Eu não estava nua, mas ao me ver sem escudo ele disse:
- Pare de me olhar com essa cara de rua molhada.
Não havia objeção para uma feição de rua molhada, então eu o fitei só por mais alguns momentos, que eram os que me cabiam. Não havia também cabimento para olhares desnudos além da sacada naquela noite muda. Expressões também se fazem em ossos e terminações nervosas.
Fiquei nervosa e parei um segundo para analisar o meu estado: ele analisava o asfalto brilhante diante da eletricidade que se desfazia em fios e virava lâmpada em poste.
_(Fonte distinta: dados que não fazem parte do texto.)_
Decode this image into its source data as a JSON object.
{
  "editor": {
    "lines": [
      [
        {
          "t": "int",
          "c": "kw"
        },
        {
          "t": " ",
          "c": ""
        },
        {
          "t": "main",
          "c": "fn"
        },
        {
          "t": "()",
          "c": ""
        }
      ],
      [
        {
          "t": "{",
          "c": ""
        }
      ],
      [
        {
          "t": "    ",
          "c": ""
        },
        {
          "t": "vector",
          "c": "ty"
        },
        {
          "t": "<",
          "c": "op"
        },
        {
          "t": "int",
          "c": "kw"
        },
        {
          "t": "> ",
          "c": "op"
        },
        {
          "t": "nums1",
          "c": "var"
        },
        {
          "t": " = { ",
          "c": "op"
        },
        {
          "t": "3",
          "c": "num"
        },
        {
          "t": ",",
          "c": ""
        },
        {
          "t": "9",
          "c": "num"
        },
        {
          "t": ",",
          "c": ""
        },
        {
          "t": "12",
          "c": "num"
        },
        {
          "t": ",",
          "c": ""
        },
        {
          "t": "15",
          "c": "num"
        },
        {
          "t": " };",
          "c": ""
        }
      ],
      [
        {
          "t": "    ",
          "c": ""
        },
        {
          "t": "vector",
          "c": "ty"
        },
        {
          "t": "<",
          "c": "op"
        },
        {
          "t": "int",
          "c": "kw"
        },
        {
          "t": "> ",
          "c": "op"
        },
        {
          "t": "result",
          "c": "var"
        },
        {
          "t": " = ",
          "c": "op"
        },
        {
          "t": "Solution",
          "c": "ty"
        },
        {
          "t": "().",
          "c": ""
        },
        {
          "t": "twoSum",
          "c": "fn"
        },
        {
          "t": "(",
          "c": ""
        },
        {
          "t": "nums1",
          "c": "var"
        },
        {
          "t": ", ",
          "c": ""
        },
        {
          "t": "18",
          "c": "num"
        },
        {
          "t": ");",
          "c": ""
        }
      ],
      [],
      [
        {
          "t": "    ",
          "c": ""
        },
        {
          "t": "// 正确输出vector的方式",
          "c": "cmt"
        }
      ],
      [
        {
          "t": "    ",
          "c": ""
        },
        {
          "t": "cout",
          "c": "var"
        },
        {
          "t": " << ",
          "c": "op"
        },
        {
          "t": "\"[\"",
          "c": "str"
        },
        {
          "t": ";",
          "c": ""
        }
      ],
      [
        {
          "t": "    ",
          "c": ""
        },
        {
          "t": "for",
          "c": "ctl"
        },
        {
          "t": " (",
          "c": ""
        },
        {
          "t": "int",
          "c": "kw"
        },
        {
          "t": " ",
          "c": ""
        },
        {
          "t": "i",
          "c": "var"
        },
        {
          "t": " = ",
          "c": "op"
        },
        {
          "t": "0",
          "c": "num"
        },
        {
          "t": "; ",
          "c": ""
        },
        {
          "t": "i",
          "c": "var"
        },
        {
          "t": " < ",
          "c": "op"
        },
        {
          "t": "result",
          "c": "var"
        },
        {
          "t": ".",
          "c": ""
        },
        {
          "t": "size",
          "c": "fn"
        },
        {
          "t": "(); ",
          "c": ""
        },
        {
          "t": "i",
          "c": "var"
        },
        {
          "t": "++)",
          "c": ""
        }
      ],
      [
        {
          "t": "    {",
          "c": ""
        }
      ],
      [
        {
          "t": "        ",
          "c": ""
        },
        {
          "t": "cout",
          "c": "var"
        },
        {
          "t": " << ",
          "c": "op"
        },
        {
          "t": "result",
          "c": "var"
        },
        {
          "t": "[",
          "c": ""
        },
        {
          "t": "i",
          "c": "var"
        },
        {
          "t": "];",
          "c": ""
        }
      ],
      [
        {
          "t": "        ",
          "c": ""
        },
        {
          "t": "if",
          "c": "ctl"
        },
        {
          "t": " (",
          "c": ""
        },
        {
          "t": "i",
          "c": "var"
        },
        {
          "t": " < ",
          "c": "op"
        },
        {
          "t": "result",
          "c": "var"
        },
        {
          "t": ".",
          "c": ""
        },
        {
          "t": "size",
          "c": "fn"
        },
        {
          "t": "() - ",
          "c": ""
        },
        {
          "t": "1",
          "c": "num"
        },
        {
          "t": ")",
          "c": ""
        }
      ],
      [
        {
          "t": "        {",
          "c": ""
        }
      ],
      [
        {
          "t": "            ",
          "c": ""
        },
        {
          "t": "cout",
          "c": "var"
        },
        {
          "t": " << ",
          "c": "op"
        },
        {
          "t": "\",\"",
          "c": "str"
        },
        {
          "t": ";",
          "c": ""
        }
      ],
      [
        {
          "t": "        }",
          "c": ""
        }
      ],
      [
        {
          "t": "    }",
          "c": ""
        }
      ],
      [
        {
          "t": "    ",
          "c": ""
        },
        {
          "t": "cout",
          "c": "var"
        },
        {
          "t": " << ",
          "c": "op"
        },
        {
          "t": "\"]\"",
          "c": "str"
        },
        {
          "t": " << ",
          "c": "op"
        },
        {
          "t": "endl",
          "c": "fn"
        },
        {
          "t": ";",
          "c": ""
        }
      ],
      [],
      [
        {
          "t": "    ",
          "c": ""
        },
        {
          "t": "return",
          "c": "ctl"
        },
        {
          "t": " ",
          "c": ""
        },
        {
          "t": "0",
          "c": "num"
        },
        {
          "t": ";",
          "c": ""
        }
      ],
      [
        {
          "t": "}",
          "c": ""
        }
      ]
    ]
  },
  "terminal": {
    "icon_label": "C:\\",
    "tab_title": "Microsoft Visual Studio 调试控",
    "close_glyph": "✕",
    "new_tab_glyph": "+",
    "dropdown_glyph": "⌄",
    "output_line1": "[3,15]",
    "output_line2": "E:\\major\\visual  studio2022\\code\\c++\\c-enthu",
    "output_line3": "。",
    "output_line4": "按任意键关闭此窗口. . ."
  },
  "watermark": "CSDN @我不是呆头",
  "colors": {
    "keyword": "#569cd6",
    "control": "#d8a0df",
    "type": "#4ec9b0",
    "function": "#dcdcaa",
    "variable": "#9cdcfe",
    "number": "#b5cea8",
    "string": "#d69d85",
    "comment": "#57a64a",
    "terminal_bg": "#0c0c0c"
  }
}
Dentro e fora eram nossos estados, portanto.
Ele descobriu o meu pensamento sem lençóis e disse:
- Que poética mais insolente a sua.
Ele não me destruiu mas arrancou sem dentes, lábios ou língua um beijo de dentro do meu ventre-cérebro, e senti uma dor pouco pungente.
- Eu nunca te disse... , eu disse.
Mas ele não ouviu e continuou brincando de rir dos meus pés despreparados para correr.
E então eu parei de auscultar ele pois cada ladrilho da sacada chuvosa emitia uma frase diferente sobre como eu deveria proceder, e num ímpeto de revolta crua eu apaguei o cigarro sobre aquele um que me dizia "descrave as unhas do passado".
Ele disse:
- Meu pé era o debaixo.
Mas eu não o ouvi, e num relance eu o fitei e ele virou pingo d'água de rua molhada no asfalto poético e insolente. Eu disse.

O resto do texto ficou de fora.